[CentOS] Areca RAID controller on latest CentOS 7 (1708 i.e. RHEL 7.4) kernel 3.10.0-693.2.2.el7.x86_64

Mon Oct 23 12:13:18 UTC 2017
Noam Bernstein <noam.bernstein at nrl.navy.mil>

> On Oct 22, 2017, at 4:35 PM, Joseph L. Casale <jcasale at activenetwerx.com> wrote:
> -----Original Message-----
> From: CentOS [mailto:centos-bounces at centos.org] On Behalf Of Noam
> Bernstein
> Sent: Sunday, October 22, 2017 8:54 AM
> To: CentOS mailing list <centos at centos.org>
> Subject: [CentOS] Areca RAID controller on latest CentOS 7 (1708 i.e. RHEL
> 7.4) kernel 3.10.0-693.2.2.el7.x86_64
>> Is anyone running any Areca RAID controllers with the latest CentOS 7 kernel,
>> 3.10.0-693.2.2.el7.x86_64?  We recently updated (from 3.10.0-
>> 514.26.2.el7.x86_64), and we’ve started having lots of problems.  To add to
>> the confusion, there’s also a hardware problem (either with the controller or
>> the backplane most likely) that we’re in the process of analyzing.  Regardless,
>> we have an ARC1883i, and with the older kernel the system is stable, but
>> with the new kernel it locks up within 1-12 hours of boot, with errors in
>> /var/log/messages that start with things like
>> kernel: arcmsr0: abort device command of scsi id = 0 lun = 0
>> (that is indeed the RAID scsi device) and within a few minutes of those also
>> things like
>> Oct 19 23:06:57 radon kernel: INFO: task xfsaild/dm-9:913 blocked for more
>> than 120 seconds.
> You mention you have hardware problems, what are they?

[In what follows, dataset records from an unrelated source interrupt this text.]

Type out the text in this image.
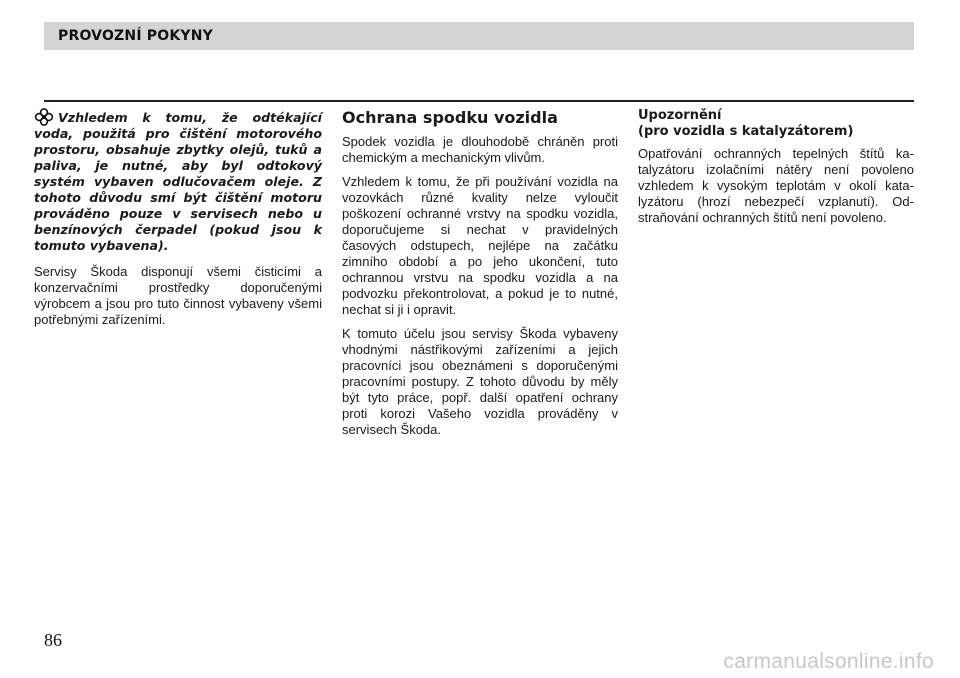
PROVOZNÍ POKYNY

Vzhledem k tomu, že odtékající voda, použitá pro čištění motorového prostoru, obsahuje zbytky olejů, tuků a paliva, je nutné, aby byl odtokový systém vybaven odlučovačem oleje. Z tohoto důvodu smí být čištění motoru prováděno pouze v servisech nebo u benzínových čerpadel (pokud jsou k tomuto vybavena).

Servisy Škoda disponují všemi čisticími a konzervačními prostředky doporučenými výrobcem a jsou pro tuto činnost vybaveny všemi potřebnými zařízeními.

Ochrana spodku vozidla

Spodek vozidla je dlouhodobě chráněn proti chemickým a mechanickým vlivům.

Vzhledem k tomu, že při používání vozidla na vozovkách různé kvality nelze vyloučit poškození ochranné vrstvy na spodku vozidla, doporučujeme si nechat v pravidelných časových odstupech, nejlépe na začátku zimního období a po jeho ukončení, tuto ochrannou vrstvu na spodku vozidla a na podvozku překontrolovat, a pokud je to nutné, nechat si ji i opravit.

K tomuto účelu jsou servisy Škoda vybaveny vhodnými nástřikovými zařízeními a jejich pracovníci jsou obeznámeni s doporučenými pracovními postupy. Z tohoto důvodu by měly být tyto práce, popř. další opatření ochrany proti korozi Vašeho vozidla prováděny v servisech Škoda.

Upozornění
(pro vozidla s katalyzátorem)

Opatřování ochranných tepelných štítů katalyzátoru izolačními nátěry není povoleno vzhledem k vysokým teplotám v okolí katalyzátoru (hrozí nebezpečí vzplanutí). Odstraňování ochranných štítů není povoleno.

86
carmanualsonline.info
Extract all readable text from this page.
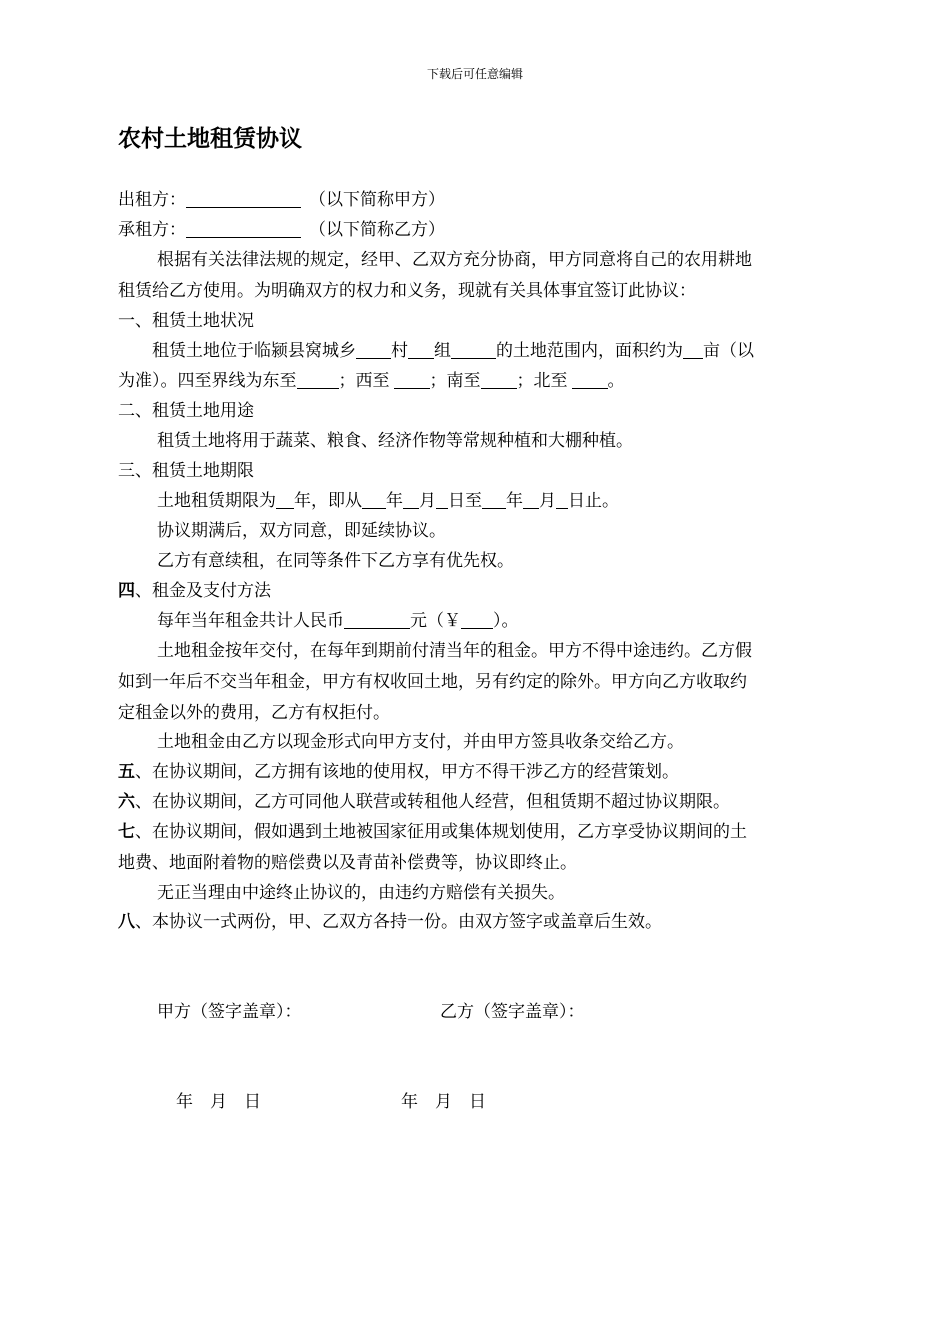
下载后可任意编辑
农村土地租赁协议
出租方：	（以下简称甲方）
承租方：	（以下简称乙方）
根据有关法律法规的规定，经甲、乙双方充分协商，甲方同意将自己的农用耕地
租赁给乙方使用。为明确双方的权力和义务，现就有关具体事宜签订此协议：
一、租赁土地状况
租赁土地位于临颍县窝城乡 村 组	的土地范围内，面积约为 亩（以
为准）。四至界线为东至 ；西至 ；南至 ；北至 。
二、租赁土地用途
租赁土地将用于蔬菜、粮食、经济作物等常规种植和大棚种植。
三、租赁土地期限
土地租赁期限为 年，即从 年 月 日至 年 月 日止。
协议期满后，双方同意，即延续协议。
乙方有意续租，在同等条件下乙方享有优先权。
四、租金及支付方法
每年当年租金共计人民币	元（￥ ）。
土地租金按年交付，在每年到期前付清当年的租金。甲方不得中途违约。乙方假
如到一年后不交当年租金，甲方有权收回土地，另有约定的除外。甲方向乙方收取约
定租金以外的费用，乙方有权拒付。
土地租金由乙方以现金形式向甲方支付，并由甲方签具收条交给乙方。
五、在协议期间，乙方拥有该地的使用权，甲方不得干涉乙方的经营策划。
六、在协议期间，乙方可同他人联营或转租他人经营，但租赁期不超过协议期限。
七、在协议期间，假如遇到土地被国家征用或集体规划使用，乙方享受协议期间的土
地费、地面附着物的赔偿费以及青苗补偿费等，协议即终止。
无正当理由中途终止协议的，由违约方赔偿有关损失。
八、本协议一式两份，甲、乙双方各持一份。由双方签字或盖章后生效。
甲方（签字盖章）：	乙方（签字盖章）：
年　月　日	年　月　日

They’re weird is what they are.  There’s one slot that’s apparently bad.  It was first showing a failed disk (in the web interface, e.g.), but the disk is apparently fine (as checked by putting in other known good disks into that slot, and putting that disk into other slots or into a different machine), and is currently listed as a hot spare, so it’s not actually being accessed.  Now that slot has apparently spontaneously fixed itself, in so far as it is showing as a working disk. However, the lights that flash as it scans through the slots on boot clearly behave differently for that slot than all the others  (~1 s red flash in the second scan, instead of more like 0.25 s) , so I don’t believe that it’s really fixed.  But so far as a I can tell when that slot is empty the array behaves normally, except for these errors with the new kernel only.

> A write is blocked
> for longer than they host is willing to wait. There are a few sysctl parameters
> that affect this but I'd be more willing to suggest its related to your hardware
> problems.

As I said, these errors only show up with the latest kernel, so while I agree in principle that it makes sense for it to be related to the hardware problem, it has to be interacting with the kernel somehow as well.


Noam Bernstein, Ph.D.
Center for Materials Physics and Technology
U.S. Naval Research Laboratory
T +1 202 404 8628  F +1 202 404 7546
https://www.nrl.navy.mil <https://www.nrl.navy.mil/>